In VMware HA environments, an HA Controller deployed as a "FT" (fault tolerant) VM is required. HA Controllers are relatively lightweight versions of SoftNAS®, only requiring 512 MB of RAM and 1 vCPU, and have relatively little network traffic or data change, so they pose relatively little resource overhead vs. the added peace of mind of always knowing that storage HA operations will remain consistent, no matter what takes place across the virtualization environment.

The HA Controller is required for both production and test environments to ensure proper HA operation always takes place. If no HA Controller is deployed, IT administrators would instead have to assume all responsibility for keeping track of failovers and ensuring controllers with old data are not brought online before the most recent primary controller. As this would defeat the purpose of automated failovers, and the premise behind high availability, SoftNAS requires HA controllers for all VMware HA configurations.

VMware SNAP HA™ Setup

Set up SNAP HA™ in any VMWare virtualized environment. In order to set up SNAP HA™ the following is required:

Two SoftNAS® controller nodes for replication and their corresponding IP addresses (DNS names) and networking credentials.
a virtual IP within the storage VLAN subnet (see HA Design Principles for more information).
An additional SoftNAS SNAP HA™ Controller node is required. This node is necessary, as it acts as a 3rd party witness and controller to all SNAP HA™ failover and takeover operations.
Replication must be set up between the two SoftNAS® controller nodes.

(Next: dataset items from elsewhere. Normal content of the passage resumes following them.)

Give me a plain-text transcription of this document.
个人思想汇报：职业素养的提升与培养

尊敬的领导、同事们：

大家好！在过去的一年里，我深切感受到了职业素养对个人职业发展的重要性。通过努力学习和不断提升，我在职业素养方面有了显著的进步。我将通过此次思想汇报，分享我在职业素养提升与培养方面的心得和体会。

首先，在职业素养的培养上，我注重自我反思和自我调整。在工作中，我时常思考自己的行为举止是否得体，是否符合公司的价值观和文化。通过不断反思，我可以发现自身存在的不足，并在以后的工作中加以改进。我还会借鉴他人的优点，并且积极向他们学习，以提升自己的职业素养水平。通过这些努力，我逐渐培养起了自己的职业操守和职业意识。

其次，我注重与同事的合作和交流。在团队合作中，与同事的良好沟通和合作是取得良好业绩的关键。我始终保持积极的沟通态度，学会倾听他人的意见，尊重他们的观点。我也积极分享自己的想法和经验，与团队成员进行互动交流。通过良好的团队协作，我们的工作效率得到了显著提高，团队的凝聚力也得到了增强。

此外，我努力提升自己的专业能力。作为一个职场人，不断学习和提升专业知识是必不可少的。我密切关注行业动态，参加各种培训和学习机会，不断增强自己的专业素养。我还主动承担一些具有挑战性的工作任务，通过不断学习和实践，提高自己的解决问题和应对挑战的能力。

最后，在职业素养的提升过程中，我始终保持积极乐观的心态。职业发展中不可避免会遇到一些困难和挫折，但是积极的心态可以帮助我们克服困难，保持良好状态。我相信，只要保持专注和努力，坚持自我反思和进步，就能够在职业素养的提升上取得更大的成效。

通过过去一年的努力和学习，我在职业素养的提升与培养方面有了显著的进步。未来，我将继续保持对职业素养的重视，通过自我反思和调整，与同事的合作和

For more information about SNAP HA™ networking best practices, see section HA Design Principles.

For more information about common SoftNAS® installation procedures, see the document SoftNAS Installation Guide.

Setting Up SNAP HA™ for VMWare

After the above networking requirements have been fulfilled, SNAP HA™ may be set up.

Navigate to the SoftNAS StorageCenter™ interface of the primary node.
From the SoftNAS SnapReplicate™ panel click on Add Snap HA.

The Instructions page will appear. Click Next.

Enter the Virtual IP of an unassigned VIP address in the storage VLAN subnet (In this example we use 25.25.25.25). Click on Next.

Enter the static IP of a third SoftNAS® virtual machine that will act as the HA Controller in the HA Controller IP field (In this example, the IP address is 172.16.0.40). It is recommended that this machine be deployed in fault tolerant mode. Click on Next.